Pilot study risk assessment for selected problems at three U.S. Department of Energy facilities

Objective and realistic human health risk assessments were performed for environmental problems at the Savannah River Site (SRS), the Fernald Environmental Management Project (FEMP), and the Nevada Test Site (NTS). At the SRS, cancer mortality risks were analyzed for projected public exposures to 3H and 137Cs released into the Savannah River. For annual human exposures to SRS tritium in Savannah River water, calculated incremental individual lifetime risks in two human receptor populations were small (8×10 −7; upper 95 percentile point of the distribution). The 95th percentile point of the distribution for incremental individual lifetime risks from one year's exposure to 137Cs is less than 10 −8. No deaths are expected in either population as a result of exposures to tritium or cesium released to the Savannah River from the SRS. Routine releases of radon and radon progeny from the K-65 silos at FEMP resulted in individual lifetime risks greater than 1×10 −4 only for onsite workers and fenceline residents. Population risks were less than 1.0 for all identified receptor populations.

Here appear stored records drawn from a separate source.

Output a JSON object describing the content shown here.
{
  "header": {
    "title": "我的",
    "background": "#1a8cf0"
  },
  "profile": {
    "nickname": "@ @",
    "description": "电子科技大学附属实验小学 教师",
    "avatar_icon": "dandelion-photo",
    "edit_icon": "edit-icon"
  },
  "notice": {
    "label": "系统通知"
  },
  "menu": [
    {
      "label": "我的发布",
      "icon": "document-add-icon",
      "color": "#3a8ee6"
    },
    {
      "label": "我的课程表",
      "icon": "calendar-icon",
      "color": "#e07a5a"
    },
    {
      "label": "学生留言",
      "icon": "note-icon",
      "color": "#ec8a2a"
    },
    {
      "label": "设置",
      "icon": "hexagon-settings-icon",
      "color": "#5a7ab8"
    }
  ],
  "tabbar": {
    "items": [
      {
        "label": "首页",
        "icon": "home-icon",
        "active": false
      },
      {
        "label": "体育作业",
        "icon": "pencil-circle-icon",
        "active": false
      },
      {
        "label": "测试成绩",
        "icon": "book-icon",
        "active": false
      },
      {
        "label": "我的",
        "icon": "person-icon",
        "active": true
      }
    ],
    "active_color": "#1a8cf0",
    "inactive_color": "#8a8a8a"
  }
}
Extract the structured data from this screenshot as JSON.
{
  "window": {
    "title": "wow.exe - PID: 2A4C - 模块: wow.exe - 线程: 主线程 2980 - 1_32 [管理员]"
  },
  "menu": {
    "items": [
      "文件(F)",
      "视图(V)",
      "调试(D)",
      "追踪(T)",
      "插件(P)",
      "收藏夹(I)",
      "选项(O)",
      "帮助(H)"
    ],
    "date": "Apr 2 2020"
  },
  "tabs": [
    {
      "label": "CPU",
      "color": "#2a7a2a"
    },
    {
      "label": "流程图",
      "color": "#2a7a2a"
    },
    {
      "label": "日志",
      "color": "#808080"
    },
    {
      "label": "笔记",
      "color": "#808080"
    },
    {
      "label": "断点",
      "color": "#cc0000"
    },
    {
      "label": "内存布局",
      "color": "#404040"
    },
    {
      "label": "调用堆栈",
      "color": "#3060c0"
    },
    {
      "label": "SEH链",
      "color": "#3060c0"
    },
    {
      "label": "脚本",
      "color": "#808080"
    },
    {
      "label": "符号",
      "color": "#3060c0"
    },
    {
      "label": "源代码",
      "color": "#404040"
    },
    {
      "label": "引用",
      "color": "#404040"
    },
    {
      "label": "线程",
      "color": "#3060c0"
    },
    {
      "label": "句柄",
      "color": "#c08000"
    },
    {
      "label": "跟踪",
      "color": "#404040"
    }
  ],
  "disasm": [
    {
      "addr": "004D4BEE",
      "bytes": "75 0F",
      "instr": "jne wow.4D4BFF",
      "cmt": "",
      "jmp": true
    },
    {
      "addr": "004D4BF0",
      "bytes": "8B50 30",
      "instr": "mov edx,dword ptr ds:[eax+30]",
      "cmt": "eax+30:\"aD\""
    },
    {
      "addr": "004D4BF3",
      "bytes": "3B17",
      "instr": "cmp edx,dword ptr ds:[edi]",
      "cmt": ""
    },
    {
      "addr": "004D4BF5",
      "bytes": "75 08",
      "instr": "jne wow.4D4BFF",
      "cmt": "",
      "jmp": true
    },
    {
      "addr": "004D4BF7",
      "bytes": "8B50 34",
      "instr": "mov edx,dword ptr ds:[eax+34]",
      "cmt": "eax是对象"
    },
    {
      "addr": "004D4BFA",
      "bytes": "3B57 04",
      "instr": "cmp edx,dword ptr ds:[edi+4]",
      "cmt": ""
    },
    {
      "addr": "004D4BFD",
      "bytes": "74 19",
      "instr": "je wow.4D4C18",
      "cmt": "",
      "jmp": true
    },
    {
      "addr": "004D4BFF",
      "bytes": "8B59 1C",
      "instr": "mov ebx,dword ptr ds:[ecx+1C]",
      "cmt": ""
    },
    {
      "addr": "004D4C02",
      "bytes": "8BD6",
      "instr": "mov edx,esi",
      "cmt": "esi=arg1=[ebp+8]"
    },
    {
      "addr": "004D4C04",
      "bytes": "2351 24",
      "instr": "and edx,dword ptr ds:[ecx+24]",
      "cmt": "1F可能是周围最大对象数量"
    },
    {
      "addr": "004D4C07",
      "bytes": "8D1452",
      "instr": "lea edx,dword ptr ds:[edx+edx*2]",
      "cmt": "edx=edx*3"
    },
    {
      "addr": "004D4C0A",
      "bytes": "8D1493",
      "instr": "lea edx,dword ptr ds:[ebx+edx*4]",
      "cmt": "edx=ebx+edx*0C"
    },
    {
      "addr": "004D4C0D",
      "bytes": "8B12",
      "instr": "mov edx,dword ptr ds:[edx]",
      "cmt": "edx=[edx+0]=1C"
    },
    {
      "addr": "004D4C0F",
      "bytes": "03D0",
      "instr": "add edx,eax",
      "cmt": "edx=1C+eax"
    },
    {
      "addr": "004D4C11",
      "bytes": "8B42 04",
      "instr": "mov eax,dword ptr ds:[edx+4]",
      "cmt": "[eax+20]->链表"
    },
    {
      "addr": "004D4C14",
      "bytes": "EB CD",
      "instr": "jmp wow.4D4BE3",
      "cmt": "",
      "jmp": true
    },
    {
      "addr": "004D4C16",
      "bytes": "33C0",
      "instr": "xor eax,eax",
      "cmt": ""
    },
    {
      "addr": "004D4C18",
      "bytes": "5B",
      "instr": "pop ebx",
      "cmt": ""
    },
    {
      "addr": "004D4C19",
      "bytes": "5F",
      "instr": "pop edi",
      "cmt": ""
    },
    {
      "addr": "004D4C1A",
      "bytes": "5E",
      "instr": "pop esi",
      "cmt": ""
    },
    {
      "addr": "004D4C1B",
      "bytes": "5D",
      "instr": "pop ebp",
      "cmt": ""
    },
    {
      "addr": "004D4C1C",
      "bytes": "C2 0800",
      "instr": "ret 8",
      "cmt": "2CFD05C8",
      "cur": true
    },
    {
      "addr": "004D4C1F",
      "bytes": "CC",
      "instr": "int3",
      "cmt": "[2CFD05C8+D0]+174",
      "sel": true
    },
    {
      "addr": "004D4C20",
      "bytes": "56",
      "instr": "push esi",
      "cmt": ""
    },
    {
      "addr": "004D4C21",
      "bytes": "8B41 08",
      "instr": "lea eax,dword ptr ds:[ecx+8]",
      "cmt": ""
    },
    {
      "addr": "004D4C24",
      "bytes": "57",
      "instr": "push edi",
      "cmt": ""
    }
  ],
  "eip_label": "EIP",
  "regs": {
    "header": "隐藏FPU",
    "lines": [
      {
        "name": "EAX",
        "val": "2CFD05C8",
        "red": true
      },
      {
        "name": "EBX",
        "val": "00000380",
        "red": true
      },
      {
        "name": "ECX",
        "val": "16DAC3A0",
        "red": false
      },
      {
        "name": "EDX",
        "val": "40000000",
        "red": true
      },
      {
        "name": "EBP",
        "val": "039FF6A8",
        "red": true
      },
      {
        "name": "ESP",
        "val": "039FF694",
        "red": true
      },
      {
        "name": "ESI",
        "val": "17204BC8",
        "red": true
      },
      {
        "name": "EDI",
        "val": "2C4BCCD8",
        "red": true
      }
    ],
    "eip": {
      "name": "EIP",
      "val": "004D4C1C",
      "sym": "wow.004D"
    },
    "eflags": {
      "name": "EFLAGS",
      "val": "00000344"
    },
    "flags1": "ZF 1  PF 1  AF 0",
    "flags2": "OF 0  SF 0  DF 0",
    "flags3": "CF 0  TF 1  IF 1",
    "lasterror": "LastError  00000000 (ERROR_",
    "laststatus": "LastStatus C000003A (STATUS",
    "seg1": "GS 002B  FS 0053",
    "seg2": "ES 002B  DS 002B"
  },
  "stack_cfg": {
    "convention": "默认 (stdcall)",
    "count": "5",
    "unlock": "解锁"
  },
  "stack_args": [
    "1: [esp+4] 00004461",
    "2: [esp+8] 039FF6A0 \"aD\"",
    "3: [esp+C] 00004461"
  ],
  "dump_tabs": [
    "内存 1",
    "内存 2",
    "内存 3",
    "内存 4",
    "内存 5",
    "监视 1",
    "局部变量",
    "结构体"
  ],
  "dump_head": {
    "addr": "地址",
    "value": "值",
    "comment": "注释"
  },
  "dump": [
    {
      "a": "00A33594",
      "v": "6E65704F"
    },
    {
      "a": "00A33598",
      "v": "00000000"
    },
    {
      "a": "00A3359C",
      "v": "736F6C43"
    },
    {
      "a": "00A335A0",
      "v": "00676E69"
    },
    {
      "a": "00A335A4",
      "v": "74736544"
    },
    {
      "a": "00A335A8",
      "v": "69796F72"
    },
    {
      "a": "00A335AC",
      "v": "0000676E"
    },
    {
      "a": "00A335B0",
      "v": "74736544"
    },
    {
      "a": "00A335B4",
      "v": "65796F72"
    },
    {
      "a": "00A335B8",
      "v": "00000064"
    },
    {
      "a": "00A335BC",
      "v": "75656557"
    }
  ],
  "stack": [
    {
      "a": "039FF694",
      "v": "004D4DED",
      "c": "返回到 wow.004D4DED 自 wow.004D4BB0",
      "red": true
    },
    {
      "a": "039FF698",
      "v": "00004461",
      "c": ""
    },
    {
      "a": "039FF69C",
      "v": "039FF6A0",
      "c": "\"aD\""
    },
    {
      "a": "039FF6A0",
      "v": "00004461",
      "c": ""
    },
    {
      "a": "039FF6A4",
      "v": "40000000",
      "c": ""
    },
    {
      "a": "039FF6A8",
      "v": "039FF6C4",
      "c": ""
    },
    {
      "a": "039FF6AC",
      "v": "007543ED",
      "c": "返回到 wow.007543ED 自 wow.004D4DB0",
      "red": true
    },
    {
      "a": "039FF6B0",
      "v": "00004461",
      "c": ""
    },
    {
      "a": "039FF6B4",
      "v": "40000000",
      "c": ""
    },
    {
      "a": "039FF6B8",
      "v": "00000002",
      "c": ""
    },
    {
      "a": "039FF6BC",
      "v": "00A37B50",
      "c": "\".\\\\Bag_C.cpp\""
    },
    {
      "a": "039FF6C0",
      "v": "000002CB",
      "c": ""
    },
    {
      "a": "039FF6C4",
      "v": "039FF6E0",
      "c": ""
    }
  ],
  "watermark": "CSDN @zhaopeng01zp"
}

Assessment of risks from exposure to uranium in ground water released by the FEMP predicted no toxic effects for human receptors. All estimated cancer risks were small. The largest predicted individual lifetime risk was for a well close to the facility (1.3×10 −5). For the various above-ground shot sites at the NTS, the highest predicted lifetime cancer risks are for a resident farmer, assuming a loss of institutional control, and exceed 1×10 −4 at the 95th cumulative percentile level. At 50 000 and 100 000 y in the future, the predicted cancer risks are all below 10 −6. In the assessment of exposure to radionuclides in ground water at the NTS, for an individual onsite near the site boundary, the geometric mean of the maximum potential excess lifetime risk of cancer mortality for an individual is 7×10 −3. For an individual using water offsite, the geometric mean of the maximum potential excess lifetime risk of cancer mortality is 7×10 −7.